A Mason expelled from the craft for objecting to P-2’s activities gave damaging data about the lodge to Roman authorities. On March 17, 1981, the finance police raided the office of its venerable master, Licio Gelli, and found its membership list. Among P-2’s 962 members were 43 members of parliament, 43 generals, eight admirals (including all the heads of the Italian armed services), all the heads of the state security services, sundry government officials, police chiefs, businessmen, media stars, and journalists (including the editor and publisher of a major Italian newspaper). Michele Sindona and Roberto Calvi, key players in the Vatican Bank scandal, were also members. P-2 was finally closed for good, but its members scattered to other lodges and continued their baleful effect on Italian public life. 
Were any Catholic clerics in P-2? Martin Short names none in his excellent study of Freemasonry, Inside the Brotherhood. Nor were any clerics placed in P-2 by Shroud of Secrecy, a sensational — and implausible — compendium of clerical gossip (although the book imagines that Masons are omnipresent within the Holy See). Witnesses interviewed by John Cornwell, including a veteran FBI agent long-stationed in Italy, denied any Masonic presence in the Vatican. 

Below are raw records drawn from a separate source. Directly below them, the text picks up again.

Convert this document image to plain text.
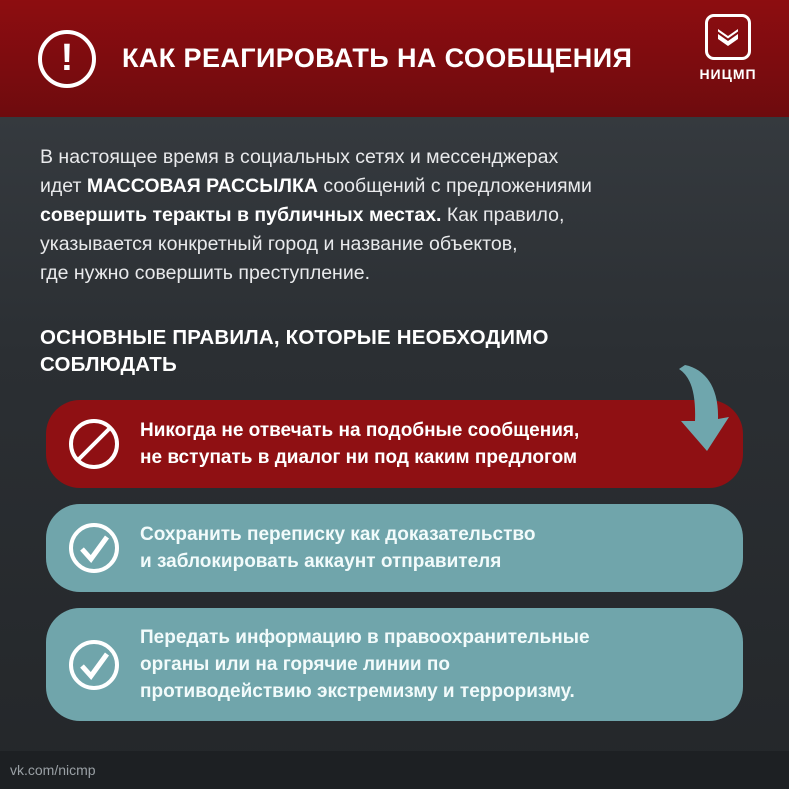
! КАК РЕАГИРОВАТЬ НА СООБЩЕНИЯ
НИЦМП
В настоящее время в социальных сетях и мессенджерах
идет МАССОВАЯ РАССЫЛКА сообщений с предложениями
совершить теракты в публичных местах. Как правило,
указывается конкретный город и название объектов,
где нужно совершить преступление.
ОСНОВНЫЕ ПРАВИЛА, КОТОРЫЕ НЕОБХОДИМО СОБЛЮДАТЬ
Никогда не отвечать на подобные сообщения,
не вступать в диалог ни под каким предлогом
Сохранить переписку как доказательство
и заблокировать аккаунт отправителя
Передать информацию в правоохранительные
органы или на горячие линии по
противодействию экстремизму и терроризму.
vk.com/nicmp
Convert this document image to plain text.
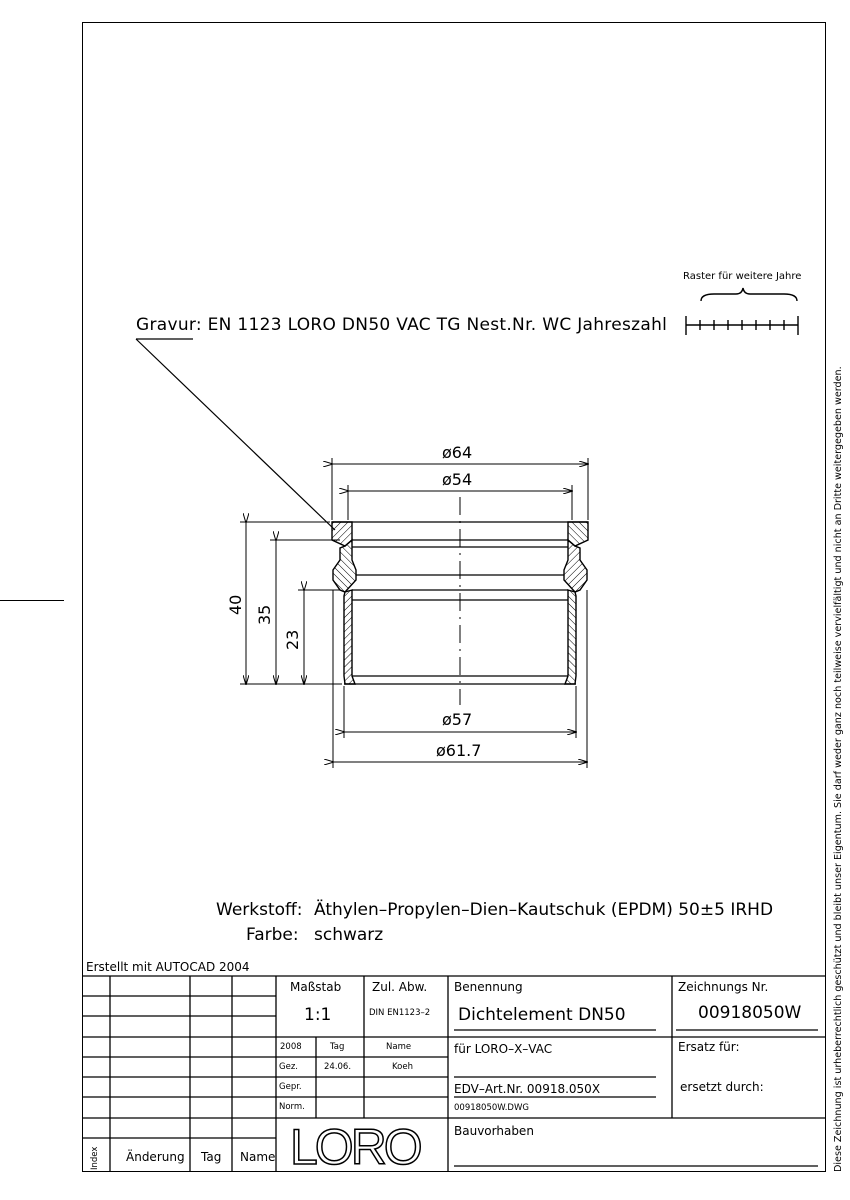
Gravur: EN 1123 LORO DN50 VAC TG Nest.Nr. WC Jahreszahl
Raster für weitere Jahre
ø64
ø54
ø57
ø61.7
40 35
23
Werkstoff: Äthylen–Propylen–Dien–Kautschuk (EPDM) 50±5 IRHD
Farbe: schwarz
Erstellt mit AUTOCAD 2004
Maßstab
1:1
Zul. Abw.
DIN EN1123–2
Benennung
Dichtelement DN50
Zeichnungs Nr.
00918050W
2008	Tag	Name
Gez.	24.06.	Koeh
Gepr.
Norm.
für LORO–X–VAC	Ersatz für:
EDV–Art.Nr. 00918.050X
00918050W.DWG
ersetzt durch:
Bauvorhaben
LORO
Index Änderung Tag Name	Diese Zeichnung ist urheberrechtlich geschützt und bleibt unser Eigentum. Sie darf weder ganz noch teilweise vervielfältigt und nicht an Dritte weitergegeben werden.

But belief in “the Great Vatican Lodge” is still a staple in some circles. In 1976 a radical traditionalist group called the International Committee for Defense of Catholic Tradition published a list of prominent Masons in the Vatican. An overlapping list of 121 supposed Masonic prelates was published in 1978 by muckraking Italian journalist and P-2 member Mino Pecorelli of L’Osservatore Politico. Among the high-ranking officials he accused of secret membership in the craft were: Sebastiano Cardinal Baggio (head of the Congregation of Bishops), Agostino Cardinal Casaroli (Vatican foreign minister), Jean Cardinal Villot (Vatican secretary of state), and Archbishop Paul Marcinkus, head of the Vatican Bank. Pecorelli was shot to death in 1979, possibly in retaliation for trying to blackmail Gelli. Yallop believes that both true and false accusations are mingled in the lists. - Crisis
* "The first conspiracy book, Jean-Jacques Thierry’s La Vraie Mort de Jean Paul Ier (1983), emerged from Lefebvrist circles. It not only accused Jean Cardinal Villot of the murder but of also having substituted a double for Pope Paul VI. Other sensational — and conflicting — theories continued to appear during the 1980s… John Paul I was killed by the KGB… No, the KGB was spreading false rumors to make it look like a killing… No, it was the CIA, which wanted to make room for its candidate, John Paul II." - Meisel




1 comment:

  1. I'm shocked that you talked about conspiracy theories on May 7, instead of commemorating the feast of St. Alexis of Wilkes-Barre. What?